Last Saturday morning, I asked this informal group of poets to jot down what they liked about the Bards. "Being with The Bards is better than water boarding," Irene Koronas wrote. "Saturday at the bards allows me to go unmedicated for the morning," another Bard commented. And another, "Love it--love it. It's the only place I can come and not be mugged."
Athena Pappas wrote a poem on the spot: "that moody cepheid/ clears the window/ for the bagel bards/unaware of my pulse." For those of you, like me, who didn't know: a cepheid is a star that has used up its main supply of hydrogen fuel, is unstable and pulsates.
Sometimes a poet will read a finished poem--we are not a workshop--or bring his or her recently published book, but mostly we talk and laugh.

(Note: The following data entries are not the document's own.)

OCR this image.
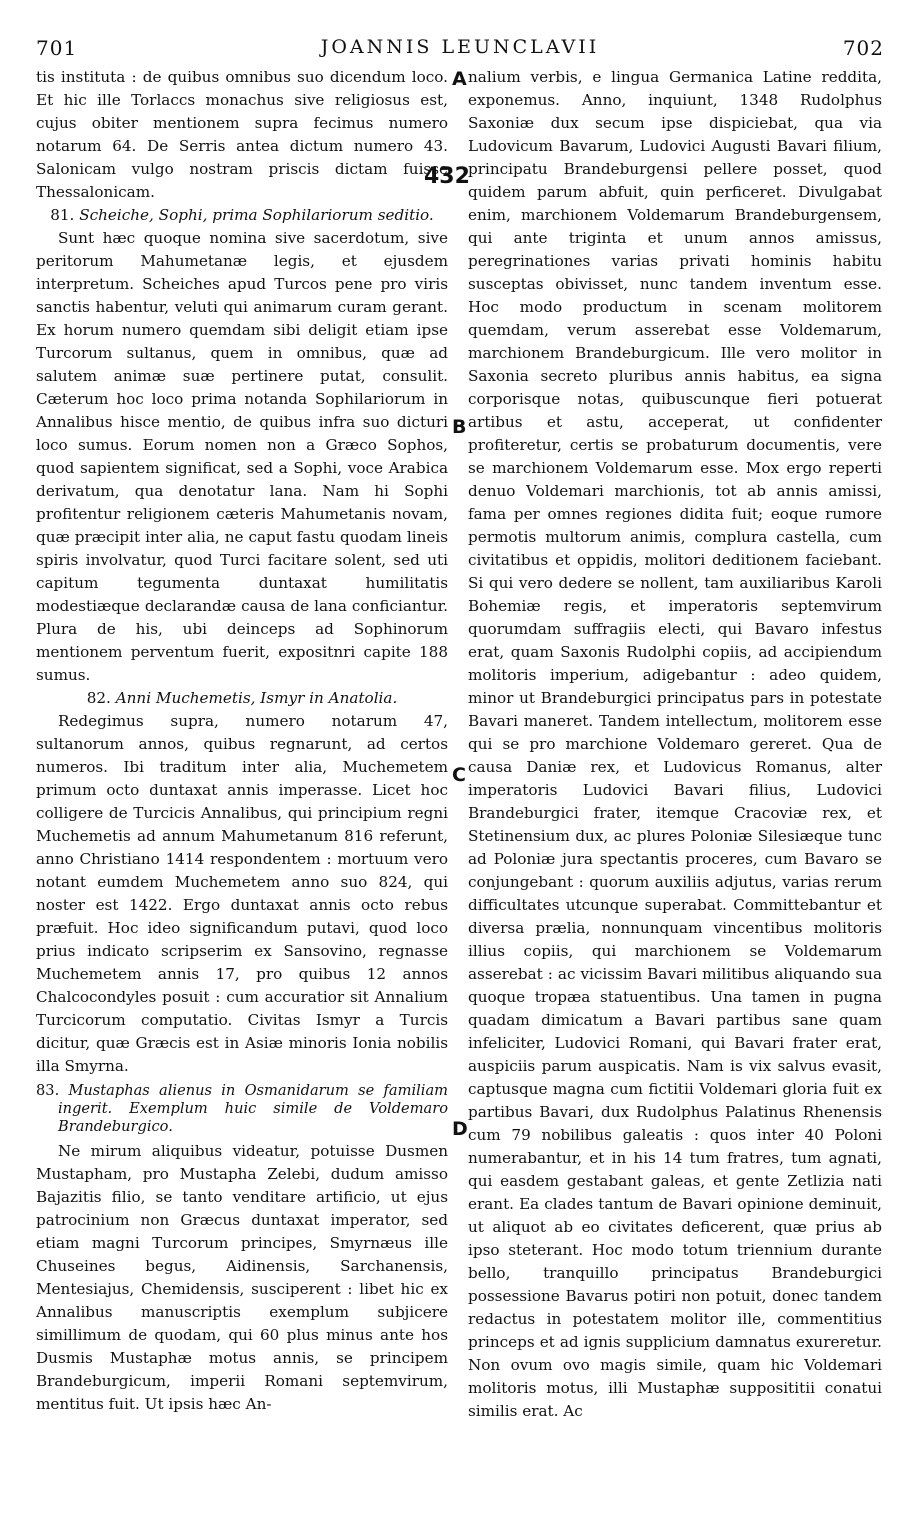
701	JOANNIS LEUNCLAVII	702
A
B
C
D
432

tis instituta : de quibus omnibus suo dicendum loco. Et hic ille Torlaccs monachus sive religiosus est, cujus obiter mentionem supra fecimus numero notarum 64. De Serris antea dictum numero 43. Salonicam vulgo nostram priscis dictam fuisse Thessalonicam.

81. Scheiche, Sophi, prima Sophilariorum seditio.

Sunt hæc quoque nomina sive sacerdotum, sive peritorum Mahumetanæ legis, et ejusdem interpretum. Scheiches apud Turcos pene pro viris sanctis habentur, veluti qui animarum curam gerant. Ex horum numero quemdam sibi deligit etiam ipse Turcorum sultanus, quem in omnibus, quæ ad salutem animæ suæ pertinere putat, consulit. Cæterum hoc loco prima notanda Sophilariorum in Annalibus hisce mentio, de quibus infra suo dicturi loco sumus. Eorum nomen non a Græco Sophos, quod sapientem significat, sed a Sophi, voce Arabica derivatum, qua denotatur lana. Nam hi Sophi profitentur religionem cæteris Mahumetanis novam, quæ præcipit inter alia, ne caput fastu quodam lineis spiris involvatur, quod Turci facitare solent, sed uti capitum tegumenta duntaxat humilitatis modestiæque declarandæ causa de lana conficiantur. Plura de his, ubi deinceps ad Sophinorum mentionem perventum fuerit, expositnri capite 188 sumus.

82. Anni Muchemetis, Ismyr in Anatolia.

Redegimus supra, numero notarum 47, sultanorum annos, quibus regnarunt, ad certos numeros. Ibi traditum inter alia, Muchemetem primum octo duntaxat annis imperasse. Licet hoc colligere de Turcicis Annalibus, qui principium regni Muchemetis ad annum Mahumetanum 816 referunt, anno Christiano 1414 respondentem : mortuum vero notant eumdem Muchemetem anno suo 824, qui noster est 1422. Ergo duntaxat annis octo rebus præfuit. Hoc ideo significandum putavi, quod loco prius indicato scripserim ex Sansovino, regnasse Muchemetem annis 17, pro quibus 12 annos Chalcocondyles posuit : cum accuratior sit Annalium Turcicorum computatio. Civitas Ismyr a Turcis dicitur, quæ Græcis est in Asiæ minoris Ionia nobilis illa Smyrna.

83. Mustaphas alienus in Osmanidarum se familiam ingerit. Exemplum huic simile de Voldemaro Brandeburgico.

Ne mirum aliquibus videatur, potuisse Dusmen Mustapham, pro Mustapha Zelebi, dudum amisso Bajazitis filio, se tanto venditare artificio, ut ejus patrocinium non Græcus duntaxat imperator, sed etiam magni Turcorum principes, Smyrnæus ille Chuseines begus, Aidinensis, Sarchanensis, Mentesiajus, Chemidensis, susciperent : libet hic ex Annalibus manuscriptis exemplum subjicere simillimum de quodam, qui 60 plus minus ante hos Dusmis Mustaphæ motus annis, se principem Brandeburgicum, imperii Romani septemvirum, mentitus fuit. Ut ipsis hæc An-

nalium verbis, e lingua Germanica Latine reddita, exponemus. Anno, inquiunt, 1348 Rudolphus Saxoniæ dux secum ipse dispiciebat, qua via Ludovicum Bavarum, Ludovici Augusti Bavari filium, principatu Brandeburgensi pellere posset, quod quidem parum abfuit, quin perficeret. Divulgabat enim, marchionem Voldemarum Brandeburgensem, qui ante triginta et unum annos amissus, peregrinationes varias privati hominis habitu susceptas obivisset, nunc tandem inventum esse. Hoc modo productum in scenam molitorem quemdam, verum asserebat esse Voldemarum, marchionem Brandeburgicum. Ille vero molitor in Saxonia secreto pluribus annis habitus, ea signa corporisque notas, quibuscunque fieri potuerat artibus et astu, acceperat, ut confidenter profiteretur, certis se probaturum documentis, vere se marchionem Voldemarum esse. Mox ergo reperti denuo Voldemari marchionis, tot ab annis amissi, fama per omnes regiones didita fuit; eoque rumore permotis multorum animis, complura castella, cum civitatibus et oppidis, molitori deditionem faciebant. Si qui vero dedere se nollent, tam auxiliaribus Karoli Bohemiæ regis, et imperatoris septemvirum quorumdam suffragiis electi, qui Bavaro infestus erat, quam Saxonis Rudolphi copiis, ad accipiendum molitoris imperium, adigebantur : adeo quidem, minor ut Brandeburgici principatus pars in potestate Bavari maneret. Tandem intellectum, molitorem esse qui se pro marchione Voldemaro gereret. Qua de causa Daniæ rex, et Ludovicus Romanus, alter imperatoris Ludovici Bavari filius, Ludovici Brandeburgici frater, itemque Cracoviæ rex, et Stetinensium dux, ac plures Poloniæ Silesiæque tunc ad Poloniæ jura spectantis proceres, cum Bavaro se conjungebant : quorum auxiliis adjutus, varias rerum difficultates utcunque superabat. Committebantur et diversa prælia, nonnunquam vincentibus molitoris illius copiis, qui marchionem se Voldemarum asserebat : ac vicissim Bavari militibus aliquando sua quoque tropæa statuentibus. Una tamen in pugna quadam dimicatum a Bavari partibus sane quam infeliciter, Ludovici Romani, qui Bavari frater erat, auspiciis parum auspicatis. Nam is vix salvus evasit, captusque magna cum fictitii Voldemari gloria fuit ex partibus Bavari, dux Rudolphus Palatinus Rhenensis cum 79 nobilibus galeatis : quos inter 40 Poloni numerabantur, et in his 14 tum fratres, tum agnati, qui easdem gestabant galeas, et gente Zetlizia nati erant. Ea clades tantum de Bavari opinione deminuit, ut aliquot ab eo civitates deficerent, quæ prius ab ipso steterant. Hoc modo totum triennium durante bello, tranquillo principatus Brandeburgici possessione Bavarus potiri non potuit, donec tandem redactus in potestatem molitor ille, commentitius princeps et ad ignis supplicium damnatus exureretur. Non ovum ovo magis simile, quam hic Voldemari molitoris motus, illi Mustaphæ supposititii conatui similis erat. Ac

Doug Holder, who with Harris Gardner founded the group in 2004, remembers past meetings: "I know we had the noted Clayton Eshleman visit us. His pants . . . looked for all the world like resplendent pajama bottoms." He also heard Hugh Fox hold forth on his "theories of Mayan Culture and Kaballah." Recently the poet and artist Irene Koronas told me about her 'course of study.' She reads the books that come to her by chance. Lately chance brought her a discarded carton of books by the Greek philosophers--did she pick them up out of the trash? She's reading Plato, and when done with a book, blocks out certain words with colors. I should have asked her, What colors, Irene? And how do you decide what words get the color treatment? Gloria Mindock will soon be traveling to Europe to read from her new collection of poems. She'll be spending time in Romania. Why Romania, Gloria?